RNA-binding proteins (RBPs) play central roles in the dynamic regulation of RNA metabolism, especially during cellular stress that threatens proteostasis and gene expression. One of these, hnRNP A2/B1, is involved in a wide variety of RNA processes such as alternative splicing, mRNA transport, and microRNA sorting into extracellular vesicles. Nevertheless, the complete set of cellular functions of hnRNP A2/B1, including its stress-induced changes in localization and interaction with nucleic acids, remains poorly understood, in part due to technical obstacles to tracking its endogenous forms in living cells.
To fill this need, we screened a yeast display library of Nbs against hnRNPA2/B1 using a peptide sequence derived from the protein. From this screen, we identified an anti-hnRNP A2/B1 Nb we named Nb19. This Nb showed specific binding to the hnRNP A2/B1 peptide and strong colocalization to EGFP-fused hnRNP A2/B1 in cell lines. Also, Nb19 colocalized to endogenous hnRNP A2/B1, as assessed using antibody staining. In addition to visualization, Nb19 enabled acute and specific modulation of hnRNP A2/B1 abundance via proteasomal degradation. Nb19 fused to an E3 ligase domain IpaH9.8 caused an approximately 40% reduction in EGFP-hnRNP A2 levels in a cell line. These results show that Nb19 specifically interacts with hnRNP A2/B1 in the cytoplasm of mammalian cells.
To improve the binding of Nb19, we conducted directed evolution using yeast display. We generated mutants of Nb19 using error-prone PCR and conducted fluorescence-activated sorting (FACS) followed by DNA shuffling and further mutagenesis. After 3 rounds of FACS, we identified Nb19 mutants with improved affinity. We identified a mutant named Nb19.3 that contains all the high-frequency mutations in the high-affinity pool, which showed 23-fold higher affinity (Kd = 126 nM) than the wild-type Nb19 (~3 µM). However, Nb19.3 showed punctate aggregates in the cytoplasm of mammalian cells that don’t co-localize with anti-hnRNP A2/B1 antibody staining. This suggests that the mutations that improve affinity destabilize the Nb in the cytoplasm. These results highlight the challenges of engineering Nbs for improved binding.

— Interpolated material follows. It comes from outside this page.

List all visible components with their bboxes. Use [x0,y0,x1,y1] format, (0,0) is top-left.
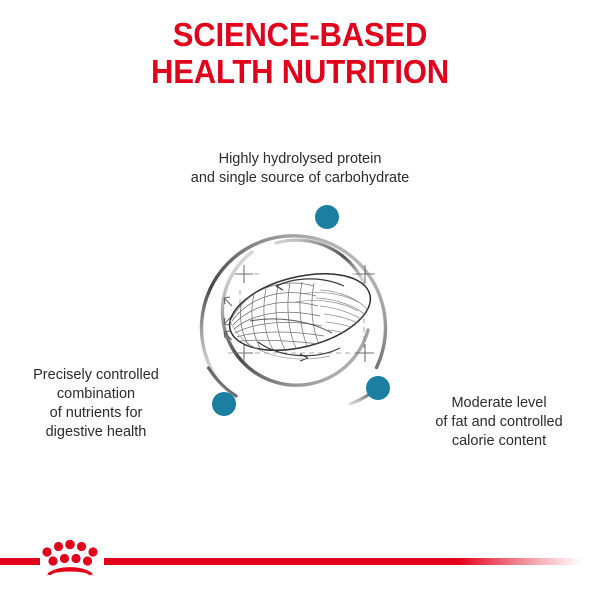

Finally, we also demonstrate the robustness of our screen by identifying an anti-tau Nb. Using the same Nb screening pipeline, we found a clone we named tauNb1. The clone showed specific binding to the peptide antigen sequence used for screening and colocalized with EGFP-fused tau. The colocalization pattern significantly changed when EGFP-tau was fused to a nuclear localization signal, further confirming its binding. We also show that tauNb1 fused to IpaH9.8 causes degradation of EGFP-tau. Taken together, our screening approach allows the identification of Nbs to challenging targets such as intrinsically disordered proteins, providing a useful tool in studying these proteins under physiological conditions.